Phishing phone calls ('vishing') and scam texts ('smishing') are common attacks, designed to trick targets into divulging personal information that can be used for theft or fraud. Both vishing and smishing are cheap, and require little technical knowledge.
Many vishing campaigns are high volume, using auto-dial and broadband calling to contact thousands of potential victims per hour. They try to drive fear-based responses: for example, a spurious bank call-back service which pretends to alert the victim to bank account fraud, then requests detailed card information on response.
Then targeting organisations, attackers often impersonate a senior employee requiring urgent assistance. They may pretend to be in a rush, in an attempt to take control of the conversation.
Smishing has begun to overtake vishing in popularity. With many victims still unused to receiving spam texts – and the growth of text banking – it currently enjoys a higher success rate.
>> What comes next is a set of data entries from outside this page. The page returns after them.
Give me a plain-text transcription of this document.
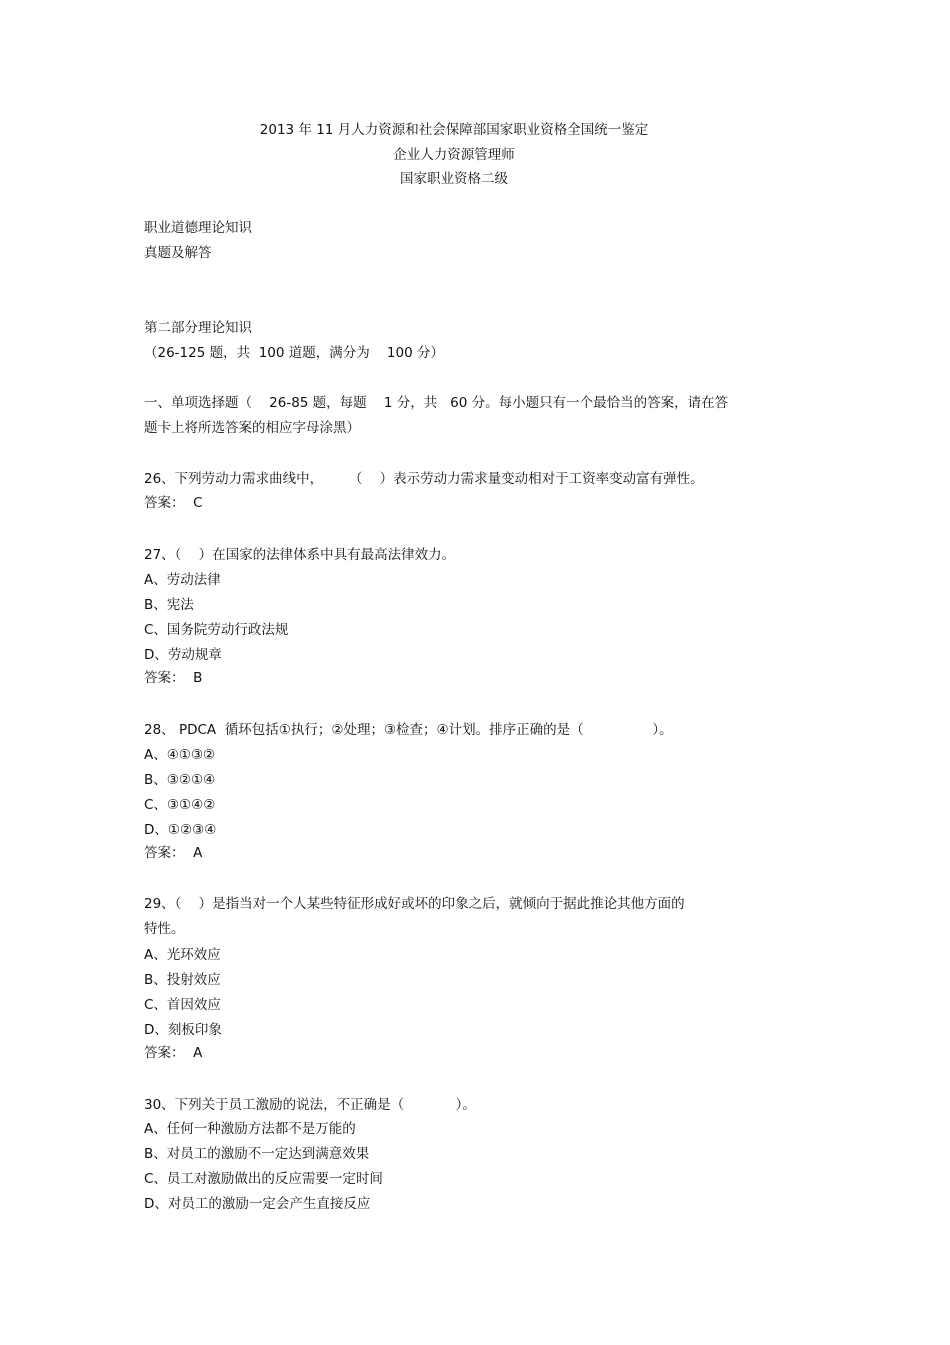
2013 年 11 月人力资源和社会保障部国家职业资格全国统一鉴定
企业人力资源管理师
国家职业资格二级
职业道德理论知识
真题及解答
第二部分理论知识
（26-125 题，共  100 道题，满分为    100 分）
一、单项选择题（    26-85 题，每题    1 分，共   60 分。每小题只有一个最恰当的答案，请在答
题卡上将所选答案的相应字母涂黑）
26、下列劳动力需求曲线中，      （    ）表示劳动力需求量变动相对于工资率变动富有弹性。
答案：  C
27、（    ）在国家的法律体系中具有最高法律效力。
A、劳动法律
B、宪法
C、国务院劳动行政法规
D、劳动规章
答案：  B
28、 PDCA  循环包括①执行；②处理；③检查；④计划。排序正确的是（                ）。
A、④①③②
B、③②①④
C、③①④②
D、①②③④
答案：  A
29、（    ）是指当对一个人某些特征形成好或坏的印象之后，就倾向于据此推论其他方面的
特性。
A、光环效应
B、投射效应
C、首因效应
D、刻板印象
答案：  A
30、下列关于员工激励的说法，不正确是（            ）。
A、任何一种激励方法都不是万能的
B、对员工的激励不一定达到满意效果
C、员工对激励做出的反应需要一定时间
D、对员工的激励一定会产生直接反应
Smishing texts typically request urgent action, which often means clicking on a malicious link that in turn enables data theft. Spam filters stop many phishing emails from reaching inboxes, but no mainstream solution yet exists to prevent texts from reaching their intended target.
The risks to business
- Data theft (or encryption for ransom)
- Fraudulent internet banking redirection
- Financial theft
- Identity fraud
How can I defend my business against vishing and smishing?
- Raise awareness of the potential impact of vishing/ smishing on your business, and implement a policy for reporting suspected cases.
- Train staff never to share financial or company information with unverified callers.
- Learn to spot suspicious calls and text, and never:
- be rushed into making a quick decision in response to an urgent request.
- provide personal or financial information over the phone.
- use numbers provided by the caller or in the text, in preference to known contact numbers.
- click on a link in a text you were not expecting.
- Where a vishing call is purporting to come from a member of staff, there can be several give-away signs:
- The caller refers to the organisation by name on a supposedly internal call.
- The call is made to the UK from one country, for information on another.
- The caller instructs the recipient on using internal systems to provide information.